EasyInv: Toward Fast and Better DDIM Inversion

Proposes EasyInv, which periodically aggregates the current latent state with the previous latent state via a weighted sum (analogous to Kalman filtering) during inversion. This enhances the influence of the initial latent and suppresses noise accumulation errors, achieving comparable or even superior inversion quality to iterative methods without requiring any iterative optimization, while speeding up the inference by approximately 3x.

Efficient Length-Generalizable Attention via Causal Retrieval for Long-Context Language Modeling

This paper proposes the Grouped Cross-Attention (GCA) mechanism, which integrates chunk-level causal retrieval into the attention mechanism to achieve an end-to-end learnable retriever. The constructed Differentiable Retrieval-based Transformer (DRT) achieves near-perfect accuracy on the passkey retrieval test with a 16M context, achieving length generalization up to 1000 times the training length.
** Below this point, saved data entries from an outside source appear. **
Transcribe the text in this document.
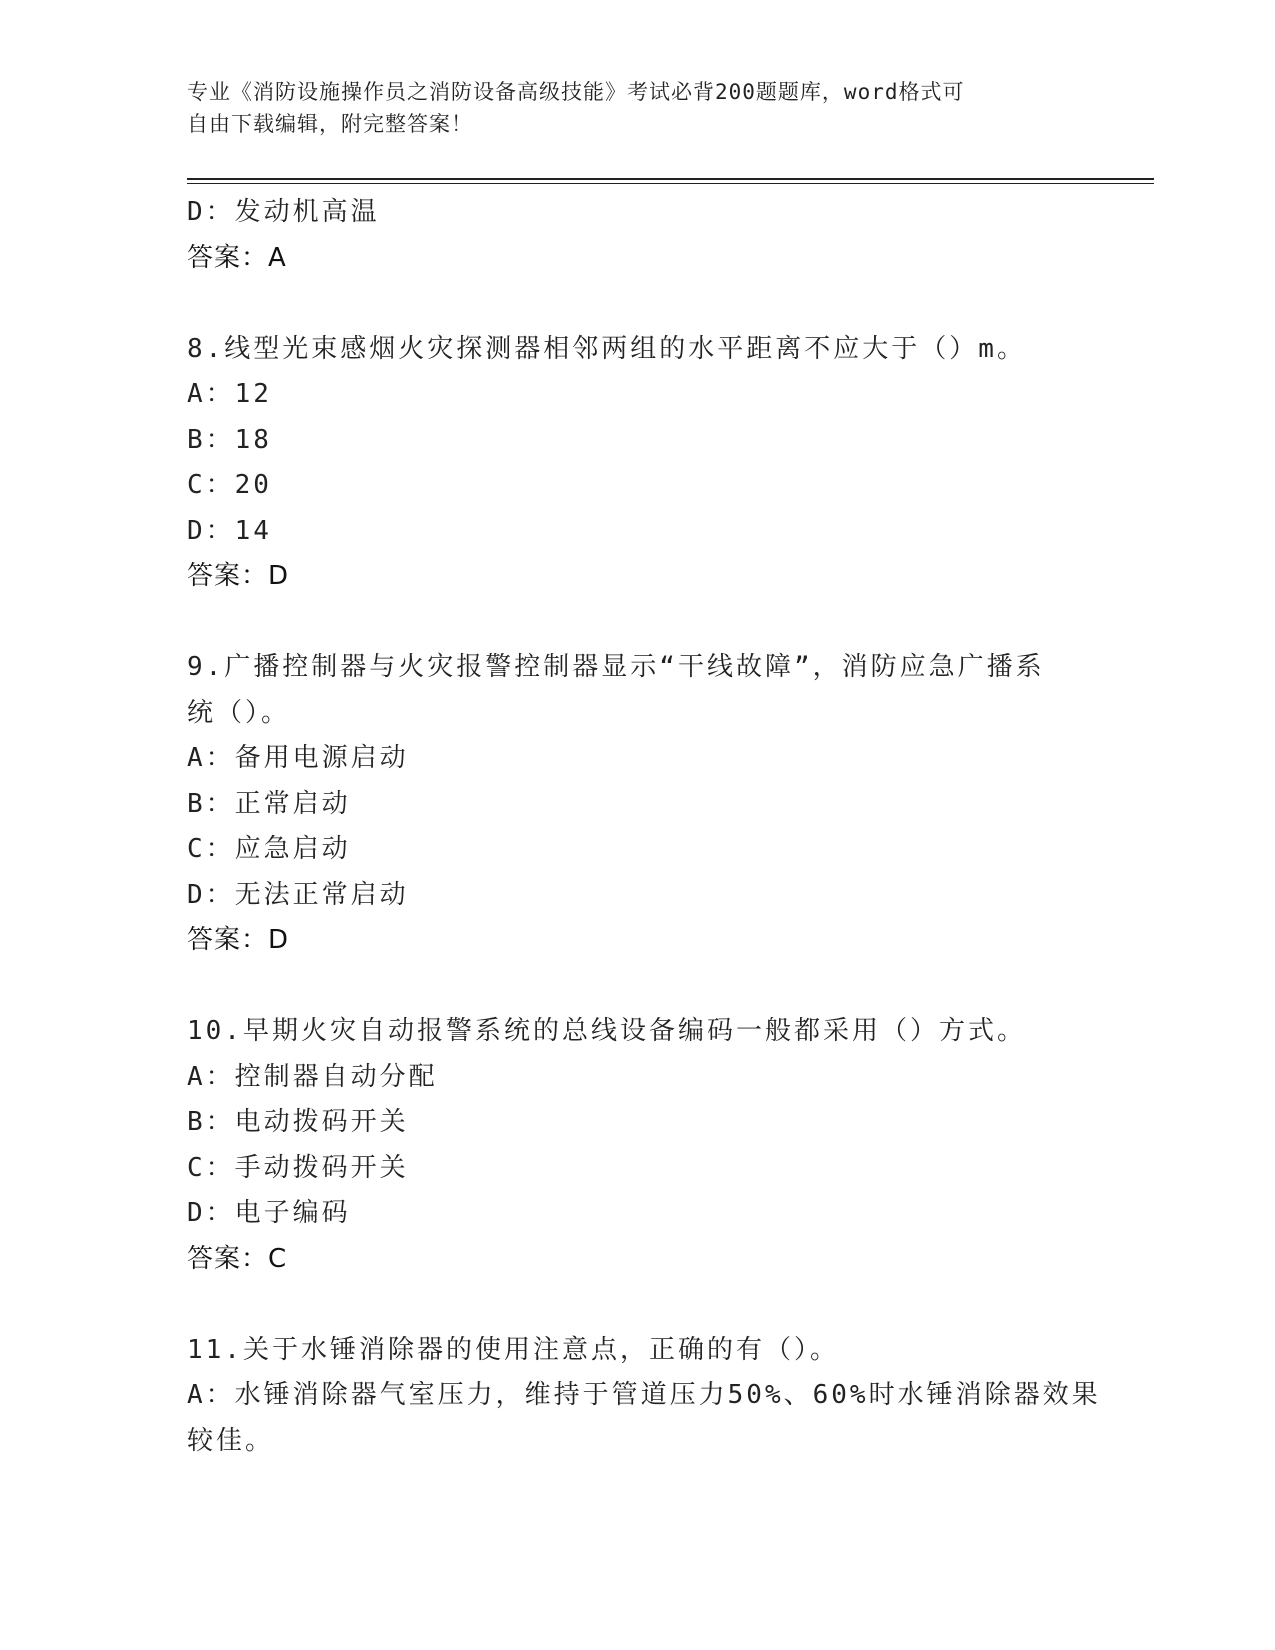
专业《消防设施操作员之消防设备高级技能》考试必背200题题库，word格式可
自由下载编辑，附完整答案！
D：发动机高温
答案：A
8.线型光束感烟火灾探测器相邻两组的水平距离不应大于（）m。
A：12
B：18
C：20
D：14
答案：D
9.广播控制器与火灾报警控制器显示“干线故障”，消防应急广播系
统（）。
A：备用电源启动
B：正常启动
C：应急启动
D：无法正常启动
答案：D
10.早期火灾自动报警系统的总线设备编码一般都采用（）方式。
A：控制器自动分配
B：电动拨码开关
C：手动拨码开关
D：电子编码
答案：C
11.关于水锤消除器的使用注意点，正确的有（）。
A：水锤消除器气室压力，维持于管道压力50%、60%时水锤消除器效果
较佳。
Ladder Residual: Parallelism-Aware Architecture for Accelerating Large Model Inference

This paper proposes Ladder Residual, a simple architectural modification that shifts the input of each block from the output of the previous layer to the output of the layer before the previous one (staggered residual connection). This design decouples module computation from AllReduce communication, enabling overlap between communication and computation. It achieves a 29% end-to-end acceleration in 8-GPU Tensor Parallelism (TP) inference on a 70B model with performance comparable to standard Transformers.

Long-Short Alignment for Effective Long-Context Modeling in LLMs

This paper proposes a new perspective on length generalization from the angle of model output distributions, termed Long-Short Alignment. It highlights that the consistency of output distributions across inputs of different lengths is a key factor in length generalization. The authors introduce a Long-Short Misalignment metric and utilize it as a training regularization term, which significantly improves long-context modeling capabilities on both synthetic and natural language tasks.

Mixture of Lookup Experts

MoLE (Mixture of Lookup Experts) is proposed, which modifies the input of routing experts in MoE from intermediate features to embedding tokens. This allows experts to be reparameterized into lookup tables (LUTs) and offloaded to storage devices before inference, thereby achieving inference speeds and memory footprints comparable to dense models while maintaining MoE-level performance.

MoH: Multi-Head Attention as Mixture-of-Head Attention

This paper reformulates Multi-Head Attention (MHA) into a summation form and proposes Mixture-of-Head Attention (MoH) inspired by MoE. By utilizing a router to dynamically select the most relevant subset of attention heads for each token, MoH satisfies or even surpasses standard MHA performance while activating only \(50\% \sim 90\%\) of the heads. It also demonstrates that pre-trained models (such as LLaMA3-8B) can be successfully converted into MoH models via continue-tuning.

NExtLong: Toward Effective Long-Context Training without Long Documents

This paper proposes the NExtLong framework, which synthesizes long-context training data by segmenting documents into meta-chunks and inserting hard negative distractor texts retrieved from a pre-training corpus between these chunks. This forces the model to distinguish long-range dependency information from distractors, achieving an average improvement of 7.33% over the prior state-of-the-art long-context synthesis method, Quest, on the HELMET and RULER benchmarks.

Retraining-Free Merging of Sparse MoE via Hierarchical Clustering

Proposes HC-SMoE, a retraining-free expert merging framework based on hierarchical clustering of expert outputs. It achieves efficient compression of SMoE models through output similarity metrics and hierarchical clustering, reducing expert parameters by 25%-50% on Qwen and Mixtral while maintaining superior performance.